# Driving an NPN with a phototransistor - base resistor?

I’m working on a simple circuit to detect the proximity of an object, but my lack of basic knowledge about BJT transistors is holding me up.

The goal is just to light a LED when both of two conditions are satisfied: (1) an object is sensed by an infrared proximity sensor (QRB1114), and (2) a 5V line is high. I have power available from an 18V bus.

I've sketched out the attached circuit, where the phototransistor is driving a 2N3904.

My main question is, do I need a base resistor for the 2N3904? I have found similar diagrams on the internet, some of which have a base resistor, and some of which do not. If no base resistor is necessary , what limits the current through the base of the 2N3904?

Otherwise, is this circuit reasonable? The circuit is for human eyes, so response time is not a concern.

Thanks for your thoughts!

“ My main question is, do I need a base resistor for the 2N3904?”

YES !

LarryD, thanks for your reply. How would one calculate the base resistor in a case like this?

My confusion comes from seeing diagrams of similar circuits that don't include a base resistor. For example, here is one from "Practical Electronics for Inventors", page 520:

And how is this configuration different from a Darlington, where it doesn't seem like the second transistor uses a base resistor?

Thanks much

The resistance of the coil is a huge difference.

Your OP had no emitter or base resistor therefore there was no current limiting hence the transistors would get wiped out.
There is no current limiting in the opto thru the base of the 2nd Transistor emitter to GND.

Let’s say the coil in the second image was 100Ω, the collector current flowing would be 9V - .1Vcesat(Q1) - .6Vbe(Q2) / 100R
8.3V / 100R = 83ma.

You need to understand the differences between high-side and low-side switching, and the three transistor
configurations, common-emitter, common-base and emitter-follower.

Basically for switching common-emitter is almost always used and requires a base-resistor.

Common-emitter, NPN = low-side switch, base resistor
Common-emitter, PNP = high-side switch, base resistor
Emitter-follower, NPN = high-side switch, no base resistor, inefficient.
Emitter-follower, PNP = low-side switch, no base resistor, inefficient.

Common-base is rarely seen outside RF amplifiers or the cascode.

Thanks guys, that makes it somewhat clearer!

Do you realize that the QRB1114 is expecting a reflective surface very close (~ 3mm)?

Yes, the state to be sensed here is just whether a metal clip is installed on a piece of toy train equipment.

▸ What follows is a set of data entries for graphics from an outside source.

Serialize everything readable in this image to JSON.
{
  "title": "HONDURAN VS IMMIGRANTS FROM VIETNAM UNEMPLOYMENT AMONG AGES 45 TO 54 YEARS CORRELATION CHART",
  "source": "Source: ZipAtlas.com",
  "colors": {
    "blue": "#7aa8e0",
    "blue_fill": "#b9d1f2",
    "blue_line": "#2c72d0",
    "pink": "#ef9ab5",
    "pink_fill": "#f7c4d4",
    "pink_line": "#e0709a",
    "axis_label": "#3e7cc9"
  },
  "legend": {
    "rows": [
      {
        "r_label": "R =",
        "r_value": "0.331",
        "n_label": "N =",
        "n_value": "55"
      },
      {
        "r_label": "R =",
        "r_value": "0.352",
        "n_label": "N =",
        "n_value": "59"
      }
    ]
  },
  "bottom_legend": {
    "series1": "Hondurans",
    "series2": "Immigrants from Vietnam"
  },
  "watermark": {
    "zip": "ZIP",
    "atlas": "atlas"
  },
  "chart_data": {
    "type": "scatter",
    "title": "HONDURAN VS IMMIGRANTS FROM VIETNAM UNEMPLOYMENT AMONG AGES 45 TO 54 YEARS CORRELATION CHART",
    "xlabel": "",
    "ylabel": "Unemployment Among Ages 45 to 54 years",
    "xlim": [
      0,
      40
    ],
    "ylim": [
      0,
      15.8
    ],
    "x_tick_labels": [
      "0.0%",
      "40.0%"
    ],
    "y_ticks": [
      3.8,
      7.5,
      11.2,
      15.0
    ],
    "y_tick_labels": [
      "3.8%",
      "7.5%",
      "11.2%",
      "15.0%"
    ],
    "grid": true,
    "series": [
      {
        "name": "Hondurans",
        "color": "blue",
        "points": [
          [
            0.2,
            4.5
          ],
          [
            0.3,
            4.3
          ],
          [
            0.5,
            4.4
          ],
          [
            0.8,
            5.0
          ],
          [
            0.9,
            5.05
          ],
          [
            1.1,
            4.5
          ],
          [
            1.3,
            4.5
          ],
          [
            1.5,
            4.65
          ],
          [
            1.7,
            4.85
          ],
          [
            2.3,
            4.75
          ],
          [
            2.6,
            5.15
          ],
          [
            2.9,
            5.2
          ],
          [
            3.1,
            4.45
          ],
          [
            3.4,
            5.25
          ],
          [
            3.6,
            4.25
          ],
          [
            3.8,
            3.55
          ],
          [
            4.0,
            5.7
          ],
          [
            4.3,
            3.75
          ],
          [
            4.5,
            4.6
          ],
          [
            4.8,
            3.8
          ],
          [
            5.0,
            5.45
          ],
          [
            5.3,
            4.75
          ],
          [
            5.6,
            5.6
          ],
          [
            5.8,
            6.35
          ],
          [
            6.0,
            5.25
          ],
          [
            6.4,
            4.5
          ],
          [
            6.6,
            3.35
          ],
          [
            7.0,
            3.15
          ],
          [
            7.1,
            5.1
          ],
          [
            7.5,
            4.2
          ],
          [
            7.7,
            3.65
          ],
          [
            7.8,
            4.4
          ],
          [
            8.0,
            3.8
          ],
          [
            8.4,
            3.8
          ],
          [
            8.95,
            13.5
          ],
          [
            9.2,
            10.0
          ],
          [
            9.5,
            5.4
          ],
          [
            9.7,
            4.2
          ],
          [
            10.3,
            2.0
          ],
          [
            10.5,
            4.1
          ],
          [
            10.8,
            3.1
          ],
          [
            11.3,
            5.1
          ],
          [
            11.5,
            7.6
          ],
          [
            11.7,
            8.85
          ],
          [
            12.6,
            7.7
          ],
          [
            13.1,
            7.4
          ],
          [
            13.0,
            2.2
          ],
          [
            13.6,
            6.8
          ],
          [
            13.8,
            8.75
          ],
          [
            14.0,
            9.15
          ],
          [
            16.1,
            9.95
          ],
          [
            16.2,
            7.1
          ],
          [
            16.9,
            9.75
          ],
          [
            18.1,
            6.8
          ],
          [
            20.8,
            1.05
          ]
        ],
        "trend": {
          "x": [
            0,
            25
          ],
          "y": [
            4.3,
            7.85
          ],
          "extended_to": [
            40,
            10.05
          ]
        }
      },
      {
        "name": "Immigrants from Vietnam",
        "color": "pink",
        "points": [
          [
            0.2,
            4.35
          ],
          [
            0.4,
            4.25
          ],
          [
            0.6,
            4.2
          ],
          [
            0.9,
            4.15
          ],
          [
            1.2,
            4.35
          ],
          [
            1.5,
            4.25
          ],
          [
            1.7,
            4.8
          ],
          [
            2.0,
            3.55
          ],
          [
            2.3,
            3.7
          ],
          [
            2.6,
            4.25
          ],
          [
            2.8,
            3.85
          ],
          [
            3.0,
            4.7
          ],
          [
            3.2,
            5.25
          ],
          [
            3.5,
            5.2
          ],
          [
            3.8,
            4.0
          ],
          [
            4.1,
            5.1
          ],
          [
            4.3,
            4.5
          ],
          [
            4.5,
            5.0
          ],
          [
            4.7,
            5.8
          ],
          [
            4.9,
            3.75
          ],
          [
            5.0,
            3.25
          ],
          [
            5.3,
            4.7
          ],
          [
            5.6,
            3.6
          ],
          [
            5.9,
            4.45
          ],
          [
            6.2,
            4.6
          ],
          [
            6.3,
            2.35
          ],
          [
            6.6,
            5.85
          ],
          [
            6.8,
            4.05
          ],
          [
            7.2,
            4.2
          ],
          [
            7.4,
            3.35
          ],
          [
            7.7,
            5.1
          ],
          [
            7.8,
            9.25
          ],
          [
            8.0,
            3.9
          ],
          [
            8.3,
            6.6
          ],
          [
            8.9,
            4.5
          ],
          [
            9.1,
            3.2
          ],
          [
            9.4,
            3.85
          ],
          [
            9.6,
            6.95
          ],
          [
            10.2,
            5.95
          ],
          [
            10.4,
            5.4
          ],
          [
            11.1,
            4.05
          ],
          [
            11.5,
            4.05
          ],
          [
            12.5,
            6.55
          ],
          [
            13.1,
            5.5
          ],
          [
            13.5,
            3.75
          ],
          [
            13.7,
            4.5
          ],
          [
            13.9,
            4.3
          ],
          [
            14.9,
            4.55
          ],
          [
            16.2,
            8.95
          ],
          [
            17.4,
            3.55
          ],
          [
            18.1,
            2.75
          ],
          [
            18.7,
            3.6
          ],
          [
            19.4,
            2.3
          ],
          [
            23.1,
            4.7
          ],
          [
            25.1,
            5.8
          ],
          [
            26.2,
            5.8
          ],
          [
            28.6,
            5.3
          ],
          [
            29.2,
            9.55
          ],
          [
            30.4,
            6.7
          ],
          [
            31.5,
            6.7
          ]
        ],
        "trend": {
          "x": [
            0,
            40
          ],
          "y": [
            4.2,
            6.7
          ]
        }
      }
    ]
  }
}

I can put the QRB114 right under where the clip will be and put reflective tape on the underside of the clip.

The datasheet shows decent detection out to at least 1/4", and with the amplified circuit it looks like I can get the indictor LED to tun on fully at about 1/2" or more.

The QRB has the advantage of being in my parts box; is there something of comparable size and simplicity that would be good for detection in the 1/2" range?

Your circuit looks fine as is. Some quick calculations:

IRLED current = 17mA
QRB1114 collector current = 1mA (see fig 2)
2n3904 base current = 1mA
2n3904 peak base current = 100mA <— only at 1% of this = 0% chance of failure.

I see what you mean - from figures 2 and 5, in the QRB1114 datasheet, it looks like current through the phototransistor cannot exceed about 10 ma with a 5v supply.

I just built the circuit running the phototransistor LED at 40 mA, and a 1K base resistor for the 2n3904. Detection range and sensitivity are excellent, and the base current for 2n3904 peaks at about 5mA.